I believe, if there is not enough funding for the Zoning Code update and the SFRD Organizational Study, the Council should prioritize the one that impacts the health and safety of the community and deals with life and death situations before one that does not demand real urgency.  If there is funding for both why keep resisting?  To me the answer is obvious.  The SFRD study was proposed by the Mayor and the Zoning Code update was not. 

Is this just a coincidence?  Not at all.  The rejection of the study fits into a well-documented pattern of resistance and obstructionism Mayor Toeppe has faced with his proposals from the Swanton Village Council since he took office some 14 months ago with the loudest voices almost exclusively belonging to Mr. Rose and Mr. Rochelle.  Virtually every Village-enhancing proposal put forth by the Mayor including economic development, easing the tax burden on residents, working on retaining qualified firefighters and police officers, creating more transparency in Village government and others has run into a wall of obstructionism built by Council members.  What is the reason for this and how does this help our town?  Does the Council have issues with the Mayor or the work he is trying to accomplish?

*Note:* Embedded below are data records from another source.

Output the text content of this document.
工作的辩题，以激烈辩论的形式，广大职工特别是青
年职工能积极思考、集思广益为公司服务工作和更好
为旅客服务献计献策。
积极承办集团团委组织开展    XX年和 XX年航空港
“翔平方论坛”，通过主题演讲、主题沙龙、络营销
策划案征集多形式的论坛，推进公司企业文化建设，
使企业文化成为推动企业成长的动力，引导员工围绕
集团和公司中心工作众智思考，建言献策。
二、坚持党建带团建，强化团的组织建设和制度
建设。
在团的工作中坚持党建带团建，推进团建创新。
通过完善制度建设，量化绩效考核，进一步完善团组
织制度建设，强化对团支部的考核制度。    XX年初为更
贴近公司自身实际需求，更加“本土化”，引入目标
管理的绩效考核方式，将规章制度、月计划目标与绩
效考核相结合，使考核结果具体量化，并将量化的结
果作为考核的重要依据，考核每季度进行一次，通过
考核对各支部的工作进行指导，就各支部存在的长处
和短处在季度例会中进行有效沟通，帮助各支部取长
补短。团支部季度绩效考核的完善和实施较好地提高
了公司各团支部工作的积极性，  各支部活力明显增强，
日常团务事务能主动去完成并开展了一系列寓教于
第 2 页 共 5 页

In the current standoff, ask yourself this question.  If you had to choose only one, would you have the Village spend $50,000 to make sure all the fences in Swanton did not exceed the allowable height and no one has a shed too large?  Or would you rather have them spend $15,000 to have the security of knowing the Swanton Fire and Rescue Department had the maximum capability to keep your house from burning to the ground or meeting your medical emergency needs.  Better yet, ask your Village Council members what is going on between them and Mayor Toeppe.  If you are not happy with the answer, ask again in November.

2 comments

  • The wheels of change are coming. Some will not like the outcome.

    Like

  • Point of Clarification
    As mayor for the past 14 months one of my responsibilities is to sit on the Plan Commission. The Plan Commission meets once a month. During most of 2020 the Plan Commission worked on reviewing and proposing definition changes within the Ordinance. Some were outdated, some were unclear, some definitions were needed. We reviewed nearly 200 definitions and still had many more to review. It was quite obvious that changes to our codes was needed
    The Village Administrator is responsible for answering residents’ questions about zoning issues and since more clarity was needed the administrator suggested that the codes be professionally reviewed. I, along with the all the others on the Plan Commission, supported this approach.